We have all this social media and a lot of young people are seeking likes more than maybe getting love from their close ones. Maybe it’s more important for them to have this outer life where you do selfies, and post them and say how beautiful they are. I am trying to make some kind of similarity to Emma’s [experience]. It’s not direct but it’s definitely part of the project. The film also deals with what is shallow and what is real. What is love and what is recognition. With social media, you can get a little confused about what is actually love and what is recognition from someone who actually doesn’t care about you.
Did you have previous experience in the fashion industry? What inspired The Model?
I always had friends that knew models. I always thought that it was an interesting industry. Then I started to do the film, and I started to do more research. I went to Paris and followed a girl there. I went around and saw her castings and doing shows. I followed a photographer. When we cast the movie, I also had this idea that I wanted a real fashion model in the main part. I didn’t want an actor who didn’t know how to pose or make these images. So we cast only fashion models in the main parts, young Danish fashion models. I met, I think 70 girls. I met girls that came from lots of different backgrounds and places in Denmark. I talked to these girls in the casting process and it was a big help.
When we began shooting, I wanted the Paris scene to be part of the movie, so we also cast real bookers from Paris. We made this collaboration with L’Officiel, the French magazine, that kind of went in and styled the shoot. We had their stylists on-set, being themselves, in the movie. I wanted it to be real.
I also did that in Teddy Bear. I used amateurs, real people in small roles. That is the way I work. To get actors, but also non-actors who are in the environment, who are working in the industry. Maria Palm, I had her on-set every day. She was like an expert in the life of a fashion model, so I had my expert with me in the main character.
I think it’s very much about if he can deliver her dream that he could actually make it happen for her. I think in general, we tend to fall in love with the people that can make where we want to go in life [happen]. She quickly learns the power of status in the business. She’s also a little bit controlled by him, by his power. But then she learns to fight back and that also provokes him in some ways. He’s also seeking that reaction in her.
I think, in general, we fall in love with this strange person who’s perfect for us. Most people fall in love with the right person that connects them with the life they want to live. That’s something you have with you before meeting this person.
Going back to the idea of darkness in your films, there’s also a great deal of hopefulness. Despite Emma’s horrible choices, there is a sense that as long as a person participates in life, takes chances, even if she makes poor choices, anything is still possible. Was that your intention?
Even though Emma goes on a totally wrong path, I didn’t want to condemn her travels. I didn’t want to say it was wrong for her to [have these experiences] ‘cause I think if you follow your dreams, it’s very important to your life. I think of the ending as a happy ending, but she pays too big a price.

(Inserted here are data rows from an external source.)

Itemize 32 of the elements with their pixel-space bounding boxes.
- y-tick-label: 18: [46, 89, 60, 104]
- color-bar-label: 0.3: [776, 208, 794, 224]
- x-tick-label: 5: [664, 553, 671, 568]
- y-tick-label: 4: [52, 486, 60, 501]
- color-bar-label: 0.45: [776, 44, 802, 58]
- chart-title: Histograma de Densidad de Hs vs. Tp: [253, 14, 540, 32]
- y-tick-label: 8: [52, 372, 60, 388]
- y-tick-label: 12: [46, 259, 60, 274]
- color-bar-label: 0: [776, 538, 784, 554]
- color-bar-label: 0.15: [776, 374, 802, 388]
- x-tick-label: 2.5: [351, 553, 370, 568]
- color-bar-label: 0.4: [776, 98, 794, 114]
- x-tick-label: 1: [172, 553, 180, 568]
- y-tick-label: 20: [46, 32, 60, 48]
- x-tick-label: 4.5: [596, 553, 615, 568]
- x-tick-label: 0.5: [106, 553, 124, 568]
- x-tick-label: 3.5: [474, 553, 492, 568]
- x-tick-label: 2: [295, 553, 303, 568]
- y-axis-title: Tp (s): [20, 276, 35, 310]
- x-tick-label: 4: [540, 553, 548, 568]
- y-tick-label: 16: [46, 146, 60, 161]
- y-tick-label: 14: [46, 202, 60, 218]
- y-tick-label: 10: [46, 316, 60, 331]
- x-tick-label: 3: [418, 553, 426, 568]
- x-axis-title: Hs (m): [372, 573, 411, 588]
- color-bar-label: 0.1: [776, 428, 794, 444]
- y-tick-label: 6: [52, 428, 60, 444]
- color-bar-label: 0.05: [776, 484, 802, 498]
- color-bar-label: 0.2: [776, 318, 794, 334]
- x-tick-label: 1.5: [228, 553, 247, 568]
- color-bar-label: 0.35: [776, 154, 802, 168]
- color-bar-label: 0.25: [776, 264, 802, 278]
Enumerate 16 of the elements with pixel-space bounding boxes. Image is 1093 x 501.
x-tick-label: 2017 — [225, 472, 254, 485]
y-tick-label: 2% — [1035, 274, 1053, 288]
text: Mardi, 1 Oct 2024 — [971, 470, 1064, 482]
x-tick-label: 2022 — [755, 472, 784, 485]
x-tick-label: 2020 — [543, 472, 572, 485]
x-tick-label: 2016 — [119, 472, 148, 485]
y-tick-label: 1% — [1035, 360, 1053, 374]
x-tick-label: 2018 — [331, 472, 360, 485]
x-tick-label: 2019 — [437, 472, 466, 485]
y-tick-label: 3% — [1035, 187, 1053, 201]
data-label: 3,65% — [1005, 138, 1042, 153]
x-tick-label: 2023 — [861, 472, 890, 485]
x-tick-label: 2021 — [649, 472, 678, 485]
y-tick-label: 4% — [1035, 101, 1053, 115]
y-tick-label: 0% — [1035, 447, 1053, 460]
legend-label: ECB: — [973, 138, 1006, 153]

I do believe you should follow your dreams. You just can’t let others control how you get there. Her idea of wanting this is not a bad thing. Her way of doing it turns out wrong for her.
Follow your dreams, but be ready to get some bumps along the way. A young girl meeting adult life is a hard travel. You will get your kicks and bruises, but you should not be too scared of that. You need those bruises—of course, not in the way Emma gets them. But still, you need to keep on fighting. The adult life is not what you think it is when you’re a young girl, or boy. You’re gonna be surprised and bruised along the way.